Tuesday

August 26, 2008 #040 - Walter Scott Houston

I have been slowly going through my collection of Sky & Telescope magazines saved back to the 60's and even a few in the 50's when I could afford to buy one. I favor two columns more than others. One was "Telescope Making" "or "Gleanings for the ATM", depending on the year, and the other was "Deep-Sky Wonders" by Walter Scott Houston.

"Scotty" as they called him, was always shown in pictures with his trademark pipe. He began his articles in 1946 and he continued them for an amazing 49 years until his death in 1993. Each month he described a few observable deep sky objects with little observing challenges thrown in for spice. He liked to raise the bar and test his readers skills of observation and some times shake up established notions of what was quoted as the limits of observation. He had voluminous files of correspondence with people answering his challenges over the years.

His articles chronicle and document how observation and amateur telescopes have changed as the years have passed since mid century. Larger and more powerful amateur equipment have even surpassed what professional astronomers used at that time. Limiting magnitudes have crept ever higher not to mention fantastic digital pictures where the observer stacks hundreds of images and even use adaptive optics, controlled and processed by computers that would have been science fiction back then.
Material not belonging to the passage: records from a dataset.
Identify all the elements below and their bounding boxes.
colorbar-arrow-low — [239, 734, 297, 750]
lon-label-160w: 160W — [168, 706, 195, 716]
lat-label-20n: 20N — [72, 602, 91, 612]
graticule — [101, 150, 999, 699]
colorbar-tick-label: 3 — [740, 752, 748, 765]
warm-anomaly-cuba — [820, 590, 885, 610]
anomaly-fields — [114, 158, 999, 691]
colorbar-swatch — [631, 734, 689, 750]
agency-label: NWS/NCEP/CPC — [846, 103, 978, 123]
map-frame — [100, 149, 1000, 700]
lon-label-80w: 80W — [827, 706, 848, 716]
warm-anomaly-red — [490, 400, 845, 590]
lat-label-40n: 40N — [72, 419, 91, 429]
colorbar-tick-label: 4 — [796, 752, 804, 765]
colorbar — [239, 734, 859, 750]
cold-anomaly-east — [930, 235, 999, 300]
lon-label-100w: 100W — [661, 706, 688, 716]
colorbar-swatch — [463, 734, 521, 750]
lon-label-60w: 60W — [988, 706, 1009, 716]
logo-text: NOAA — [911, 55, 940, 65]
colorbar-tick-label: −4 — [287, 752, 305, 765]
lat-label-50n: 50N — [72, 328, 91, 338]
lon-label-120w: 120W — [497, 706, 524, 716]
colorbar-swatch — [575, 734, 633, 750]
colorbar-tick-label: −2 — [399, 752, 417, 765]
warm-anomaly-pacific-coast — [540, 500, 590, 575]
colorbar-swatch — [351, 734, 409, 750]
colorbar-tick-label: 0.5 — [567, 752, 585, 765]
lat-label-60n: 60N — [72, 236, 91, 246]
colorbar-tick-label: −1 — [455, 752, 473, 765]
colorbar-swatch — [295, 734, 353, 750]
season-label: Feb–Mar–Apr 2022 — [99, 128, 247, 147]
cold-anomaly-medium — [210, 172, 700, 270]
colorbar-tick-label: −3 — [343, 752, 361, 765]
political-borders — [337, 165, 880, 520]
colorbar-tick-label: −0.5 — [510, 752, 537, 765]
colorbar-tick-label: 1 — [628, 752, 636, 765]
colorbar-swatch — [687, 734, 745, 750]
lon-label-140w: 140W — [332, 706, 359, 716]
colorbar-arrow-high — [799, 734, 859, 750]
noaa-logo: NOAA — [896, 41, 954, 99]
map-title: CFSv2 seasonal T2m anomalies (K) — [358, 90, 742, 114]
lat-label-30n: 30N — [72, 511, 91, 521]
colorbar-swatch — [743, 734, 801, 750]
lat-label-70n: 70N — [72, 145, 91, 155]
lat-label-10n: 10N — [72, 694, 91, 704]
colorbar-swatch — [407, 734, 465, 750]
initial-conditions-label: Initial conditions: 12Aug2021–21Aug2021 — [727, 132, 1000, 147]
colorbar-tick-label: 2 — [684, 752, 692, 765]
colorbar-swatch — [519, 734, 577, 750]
Some of us still enjoy chasing a small fuzzy with more mundane telescopes and a naked eye. These are more akin to the scopes of that time period. If you still practice this type of observing then his articles will be fresh and interesting to you. I am always finding something new in his columns. If you don't have access to back issues of Sky &Telescope you can purchase Stephan James O'meara's book (Deep-Sky Wonders by Walter Scott Houston a selection and commentary).